Accordingly, the affidavit in support of the April 22, 2020, Search Warrant was not “so lacking in indicia of probable cause as to render official belief in its existence entirely unreasonable, ” nor did it render the warrant “so facially deficient . . . that the executing officers cannot reasonably presume it to be valid.” See, gen., Notman, 831 F.3d at 1089. The executing officers had reason to believe that the Defendant was engaged in the ongoing sale of narcotics, and it was objectively reasonable for them to rely on the determination of the issuing Judicial Officer, that evidence of such activity would be found at the Residence. See, United States v. Carpenter, 341 F.3d 666, 671-72 (8th Cir. 2003) (“As a matter of common sense, it is logical to infer that someone in possession of valuable contraband would store that contraband in a safe, accessible location such as his or her residence. Given the common sense appeal of this inference, and its acceptance by the issuing magistrate, it was not entirely unreasonable for [the executing officer] to believe the inference to be permissible.”); United States v. Gibson, 928 F.2d 250, 253-54 (8th Cir. 1991) (“Ordinarily, a police officer cannot be expected to question a judge's probable cause determination.”); United States v. Vann, No. 07-247 (JMR/RLE), 2007 WL 4372993, at *20 (Oct. 25, 2007) (“[The executing officer] had reason to believe that the Defendant was engaged in the ongoing sale of narcotics, and it was objectively reasonable for him to rely on the determination of the issuing Judicial Officer, that evidence of such activity would be found at the [defendant's residence].”). Thus, the Court concludes that the officers involved relied in good faith on the April 22, 2020, Search Warrant which had been issued by the Tribal Court Judge.
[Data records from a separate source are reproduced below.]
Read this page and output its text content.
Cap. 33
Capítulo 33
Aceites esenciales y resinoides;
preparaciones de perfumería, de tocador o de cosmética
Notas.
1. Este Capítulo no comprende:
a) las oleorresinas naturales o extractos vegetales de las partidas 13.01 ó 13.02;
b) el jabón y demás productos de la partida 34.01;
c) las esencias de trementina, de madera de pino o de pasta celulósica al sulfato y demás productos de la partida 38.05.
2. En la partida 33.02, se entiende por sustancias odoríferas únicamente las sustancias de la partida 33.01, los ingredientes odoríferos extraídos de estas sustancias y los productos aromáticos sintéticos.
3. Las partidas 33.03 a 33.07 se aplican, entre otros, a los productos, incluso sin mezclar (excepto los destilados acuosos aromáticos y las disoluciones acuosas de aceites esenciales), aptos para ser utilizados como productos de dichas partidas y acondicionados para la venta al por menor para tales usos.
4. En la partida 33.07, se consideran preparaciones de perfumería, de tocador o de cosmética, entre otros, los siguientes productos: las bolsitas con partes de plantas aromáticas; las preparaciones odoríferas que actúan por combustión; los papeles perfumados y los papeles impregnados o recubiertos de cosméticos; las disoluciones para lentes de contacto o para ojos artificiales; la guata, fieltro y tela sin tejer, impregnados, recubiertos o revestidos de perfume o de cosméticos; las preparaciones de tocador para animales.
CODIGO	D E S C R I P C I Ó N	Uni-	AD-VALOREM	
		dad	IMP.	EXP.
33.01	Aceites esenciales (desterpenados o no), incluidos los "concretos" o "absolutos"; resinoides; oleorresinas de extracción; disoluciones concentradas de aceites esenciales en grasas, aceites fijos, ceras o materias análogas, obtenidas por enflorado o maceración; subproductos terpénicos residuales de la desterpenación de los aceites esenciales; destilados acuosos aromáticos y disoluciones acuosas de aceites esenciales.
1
Therefore, this Court recommends that Defendant's Pretrial Motion for Suppression of all Evidence Obtained Pursuant to the Execution of a Search Warrant, [Docket No. 79], be DENIED.
III. CONCLUSION
Based on the foregoing and all the files, records, and proceedings herein, IT IS HEREBY RECOMMENDED that:
1. Defendant's Pretrial Motion for Suppression of all Evidence Obtained Pursuant to the Execution of a Search Warrant, [Docket No. 79], be DENIED, as discussed above.
NOTICE
Filing Objections: This Report and Recommendation is not an order or judgment of the District Court and is therefore not appealable directly to the Eighth Circuit Court of Appeals.
Under Local Rule 72.2(b)(1), “A party may file and serve specific written objections to a magistrate judge's proposed findings and recommendation within 14 days after being served with a copy of the recommended disposition[.]” A party may respond to those objections within 14 days after being served a copy of the objections. LR 72.2(b)(2). All objections and responses must comply with the word or line limits set forth in LR 72.2(c).
Under Advisement Dated: This Report and Recommendation will be considered under advisement 14 days from the date of its filing. If timely objections are filed, this Report and Recommendation will be considered under advisement from the earlier of: (1) 14 days after the objections are filed; or (2) from the date a timely response is filed.